Monday, October 18

Angela Merkel faces fresh backlash over open door immigration policy after latest German attacks by Syrian refugees


 

 

Angela Merkel is to come under renewed criticism of her open-door immigration policy after another horrific attack on German soil.

Last night a Syrian refugee wielding a machete killed a pregnant woman and injured two other people before being arrested by police.

The attack happened in the south western city of Reutlingen near a doner kebab stand in a bus station at Listplatz Square.

German media have been reporting that the motive for the attack in the city south of Stuttgart was unclear.

The 17-year-old, who a witness said shouted ‘Allahu Akbar’ (God is Great) during the attack, severely wounded four Hong Kong residents on the train late on Monday, then injured a local woman after fleeing, before police shot him dead.

He had entered Germany last summer with waves of migrants, raising more questions about Chancellor Merkel’s open-door refugee policy. Around one million migrants came to the country in 2015, many fleeing war in Afghanistan, Syria and Iraq.

Elsewhere a 27-year-old bomber, a Syrian man, blew himself up close to a German music festival in an ‘Islamist suicide attack’ – the third bloody attack on the country in the past week.

The Syrian man who was denied asylum in the country, injured 12 people outside a packed wine bar in Ansbach, near Nuremberg at 10pm last night.

The unnamed bomber was turned away from an open-air music festival filled with 2,500 people because he did not have a ticket.

Instead he walked to a bar in the centre of Ansback and detonated a DIY bomb filled with metal shavings and screws. He died and 12 others were injured, three seriously.

The attack came just days after a young Afghan swung an axe at passengers on a train in Bavaria.

The viscous cases are likely to further deepen worries about so-called ‘lone wolf’ attacks in Europe and could put political pressure on Merkel.

The Afghan attacker came to Germany as an unaccompanied minor and was registered as a refugee on June 30 last year in Passau.

Frank Decker, political scientist at Bonn University, said: ‘In the minds of many people, his arrival is directly linked to Merkel and her liberal refugee policies.’

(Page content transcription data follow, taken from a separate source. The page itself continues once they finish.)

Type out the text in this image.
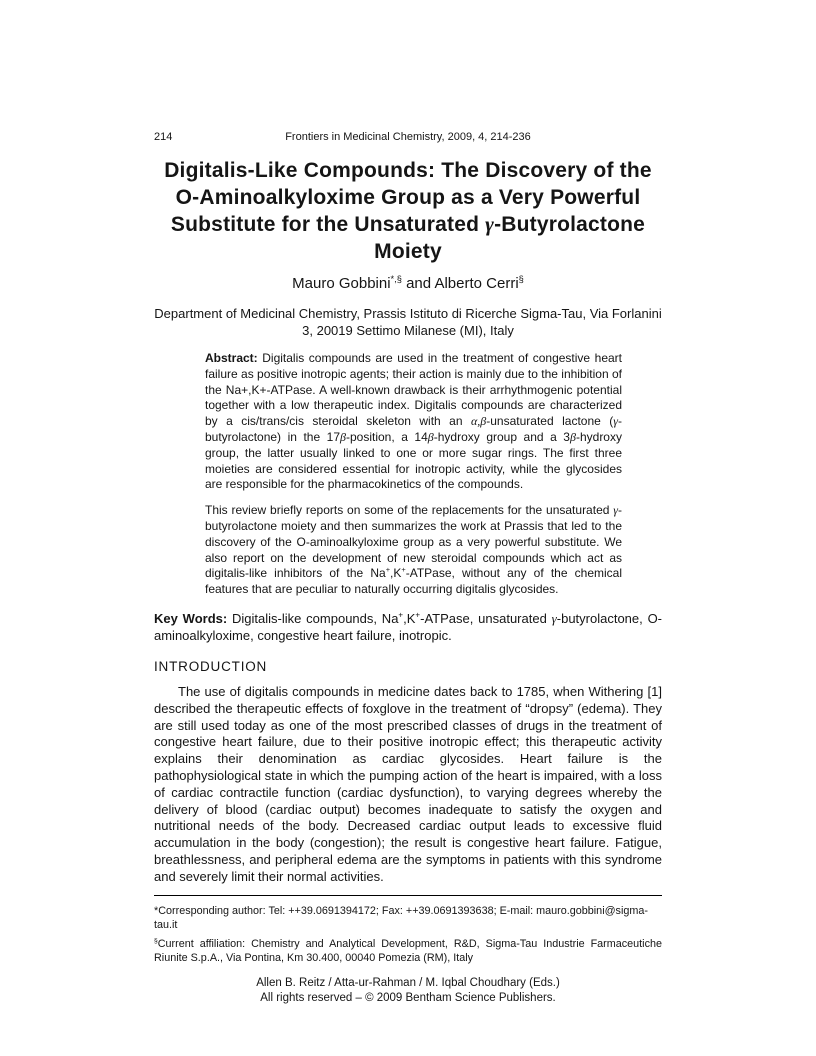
214	Frontiers in Medicinal Chemistry, 2009, 4, 214-236
Digitalis-Like Compounds: The Discovery of the
O-Aminoalkyloxime Group as a Very Powerful
Substitute for the Unsaturated γ-Butyrolactone
Moiety
Mauro Gobbini*,§ and Alberto Cerri§
Department of Medicinal Chemistry, Prassis Istituto di Ricerche Sigma-Tau, Via Forlanini
3, 20019 Settimo Milanese (MI), Italy
Abstract: Digitalis compounds are used in the treatment of congestive heart failure as positive inotropic agents; their action is mainly due to the inhibition of the Na+,K+-ATPase. A well-known drawback is their arrhythmogenic potential together with a low therapeutic index. Digitalis compounds are characterized by a cis/trans/cis steroidal skeleton with an α,β-unsaturated lactone (γ-butyrolactone) in the 17β-position, a 14β-hydroxy group and a 3β-hydroxy group, the latter usually linked to one or more sugar rings. The first three moieties are considered essential for inotropic activity, while the glycosides are responsible for the pharmacokinetics of the compounds.
This review briefly reports on some of the replacements for the unsaturated γ-butyrolactone moiety and then summarizes the work at Prassis that led to the discovery of the O-aminoalkyloxime group as a very powerful substitute. We also report on the development of new steroidal compounds which act as digitalis-like inhibitors of the Na+,K+-ATPase, without any of the chemical features that are peculiar to naturally occurring digitalis glycosides.
Key Words: Digitalis-like compounds, Na+,K+-ATPase, unsaturated γ-butyrolactone, O-aminoalkyloxime, congestive heart failure, inotropic.
INTRODUCTION
The use of digitalis compounds in medicine dates back to 1785, when Withering [1] described the therapeutic effects of foxglove in the treatment of “dropsy” (edema). They are still used today as one of the most prescribed classes of drugs in the treatment of congestive heart failure, due to their positive inotropic effect; this therapeutic activity explains their denomination as cardiac glycosides. Heart failure is the pathophysiological state in which the pumping action of the heart is impaired, with a loss of cardiac contractile function (cardiac dysfunction), to varying degrees whereby the delivery of blood (cardiac output) becomes inadequate to satisfy the oxygen and nutritional needs of the body. Decreased cardiac output leads to excessive fluid accumulation in the body (congestion); the result is congestive heart failure. Fatigue, breathlessness, and peripheral edema are the symptoms in patients with this syndrome and severely limit their normal activities.
*Corresponding author: Tel: ++39.0691394172; Fax: ++39.0691393638; E-mail: mauro.gobbini@sigma-tau.it
§Current affiliation: Chemistry and Analytical Development, R&D, Sigma-Tau Industrie Farmaceutiche Riunite S.p.A., Via Pontina, Km 30.400, 00040 Pomezia (RM), Italy
Allen B. Reitz / Atta-ur-Rahman / M. Iqbal Choudhary (Eds.)
All rights reserved – © 2009 Bentham Science Publishers.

The attack took place days after a Tunisian delivery man ploughed a lorry into crowds of Bastille Day revelers in Nice, killing 84. ISIS has claimed responsibility for the mass murder.

On Friday night an 18-year-old German man, of Iranian descent, Ali Sonboly, who complained he had been bullied killed nine people then himself during a gun rampage through Munich.

Police probed claims he lured some of his young victims to their deaths with a promise of free McDonald’s food.

At around 5.50pm, Sonboly burst from the restaurant’s toilets and began ‘killing the children’ with a pistol. He then continued his bloody spree in a local shopping centre and on the streets around Munich’s Olympic quarter.

Public support for Merkel has risen since Britain voted on June 23 to leave the European Union, helping reverse a fall in her popularity caused by the refugee crisis. Mr Decker said a Nice-style attack here could quickly end those gains.

‘It would boost those who have called Merkel’s policies a mistake,’ he said. ‘Merkel would be blamed.’

Unlike France and Belgium, Germany has not been the victim of a major attack by Islamic militants in recent years, although security officials say they have thwarted a large number of plots.

A leader of the far-right, anti-immigrant, Alternative for Germany (AfD) said Merkel and her supporters were to blame for the dangerous security situation because their ‘welcoming policies had brought too many young, uneducated and radical Muslim men to Germany’.

Imam Arbab Ahmad, whose mosque in Wuerzburg lies about seven miles from the scene of the train attack, said he feared a backlash against Muslims.

‘I am anxious,’ he said. ‘It was a totally inhumane attack on innocent people. Every human being should condemn it, not just Muslims.’

Before tonight’s attack senior German officials called for a review of gun laws and even stricter enforcement after Friday’s shooting in Munich.

German Vice Chancellor Sigmar Gabriel said: ‘Gun control is an important issue. We must continue to do all we can to limit and strictly control access to deadly weapons.’

The German Interior Minister Thomas de Maiziere vowed to review German gun laws after studying an investigation into the attack, and to seek improvements where needed.